Olfaction: Stereo smell

Credit: GETTY IMAGES

Science 311, 666–670 (2006)

Rats can take an ‘olfactory snapshot’ of the world in a single sniff, according to research by Upinder Bhalla of the National Centre for Biological Sciences in Bangalore, India, and his colleagues. Their work shows that the rodents can smell in stereo. By contrasting differences between the timing and intensity of smells reaching their two nostrils, the rats determine the direction from which an odour emanates.

The researchers trained thirsty rats (Rattus norvegicus, pictured) to drink from a water spout on either their left or right, depending on the direction from which a puff of odour had been delivered. They found that the rats needed just 50 milliseconds to make their decision.

Journal club

Sun Kwok

University of Hong Kong, China

An astronomer is bugged by the scarcity of one of life's vital elements in space.

The idea that we are a product of the stars dates back to the 1950s. Then, astronomers realized that most chemical elements in the Universe are made by nuclear reactions in the stars.

Unsurprisingly, the elements that are most common in living things, including oxygen, carbon and nitrogen, are also among the most cosmically abundant. But there is one fascinating exception.

Phosphorus is important in biochemistry: it is involved in energy transfer and membrane structure, for example. The relative abundance of phosphorus in the human body is several orders of magnitude greater than in the Solar System, where it is only the seventeenth most common element.

So, how did phosphorus concentrate on Earth, ultimately becoming part of us?

This conundrum is discussed by Enrique Maciá of the Complutense University of Madrid, Spain (E. Maciá Chem. Soc. Rev. 34, 691–701; 2005).
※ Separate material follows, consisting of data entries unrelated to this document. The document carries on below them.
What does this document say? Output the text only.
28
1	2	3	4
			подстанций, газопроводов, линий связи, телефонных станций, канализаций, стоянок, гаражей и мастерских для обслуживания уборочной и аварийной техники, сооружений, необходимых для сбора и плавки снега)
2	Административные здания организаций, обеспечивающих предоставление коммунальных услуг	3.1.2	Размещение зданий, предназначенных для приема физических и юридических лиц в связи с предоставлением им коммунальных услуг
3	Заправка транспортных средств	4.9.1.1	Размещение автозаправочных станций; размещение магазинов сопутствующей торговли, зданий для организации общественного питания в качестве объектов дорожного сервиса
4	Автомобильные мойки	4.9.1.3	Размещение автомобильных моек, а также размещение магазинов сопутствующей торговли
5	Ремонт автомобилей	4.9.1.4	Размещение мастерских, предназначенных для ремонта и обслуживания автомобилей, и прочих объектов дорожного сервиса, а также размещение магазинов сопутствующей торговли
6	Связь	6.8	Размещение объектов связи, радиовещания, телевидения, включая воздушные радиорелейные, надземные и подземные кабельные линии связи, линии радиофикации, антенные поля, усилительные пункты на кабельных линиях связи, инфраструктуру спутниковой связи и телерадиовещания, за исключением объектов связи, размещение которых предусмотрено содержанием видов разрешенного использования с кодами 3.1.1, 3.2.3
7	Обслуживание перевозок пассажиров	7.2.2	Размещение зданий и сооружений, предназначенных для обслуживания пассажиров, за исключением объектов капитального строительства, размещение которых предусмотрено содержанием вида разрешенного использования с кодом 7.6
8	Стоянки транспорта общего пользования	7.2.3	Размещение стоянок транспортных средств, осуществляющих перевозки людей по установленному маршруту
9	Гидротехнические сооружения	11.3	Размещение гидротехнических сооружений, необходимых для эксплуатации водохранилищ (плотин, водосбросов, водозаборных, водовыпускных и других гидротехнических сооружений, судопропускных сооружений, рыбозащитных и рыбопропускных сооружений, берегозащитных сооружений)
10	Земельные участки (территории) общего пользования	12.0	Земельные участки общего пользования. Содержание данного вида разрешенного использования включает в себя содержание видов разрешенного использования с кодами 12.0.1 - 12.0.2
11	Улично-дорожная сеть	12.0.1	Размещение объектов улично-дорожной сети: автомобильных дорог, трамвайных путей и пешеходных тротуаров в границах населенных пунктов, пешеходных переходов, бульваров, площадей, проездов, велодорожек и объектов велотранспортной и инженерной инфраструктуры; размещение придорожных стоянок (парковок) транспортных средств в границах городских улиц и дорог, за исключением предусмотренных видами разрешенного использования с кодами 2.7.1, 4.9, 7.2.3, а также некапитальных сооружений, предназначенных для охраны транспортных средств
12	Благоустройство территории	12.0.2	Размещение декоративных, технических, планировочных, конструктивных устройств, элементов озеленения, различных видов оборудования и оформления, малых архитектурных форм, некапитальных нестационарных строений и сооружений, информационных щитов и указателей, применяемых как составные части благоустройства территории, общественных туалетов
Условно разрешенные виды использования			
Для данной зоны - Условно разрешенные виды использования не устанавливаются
He reviews the synthesis of phosphorus and measurements of its abundance, and speculates that the element preferentially condenses into solids, becoming incorporated into comets that deliver phosphorus to Earth.

That provides a mechanism for the element's arrival, but what about the forms in which it floats round space? We have detected many molecules containing carbon, nitrogen and oxygen in the interstellar medium and around stars. The only known phosphorus-bearing astrophysical molecules are phosphorus mononitride and carbon monophosphide.

Motivated by this apparent paradox, I am, with others, searching for other phosphorus-containing molecules using the satellite Odin and ground-based telescopes. We hope that such detections will shed light on phosphorus's journey from the stars to Earth.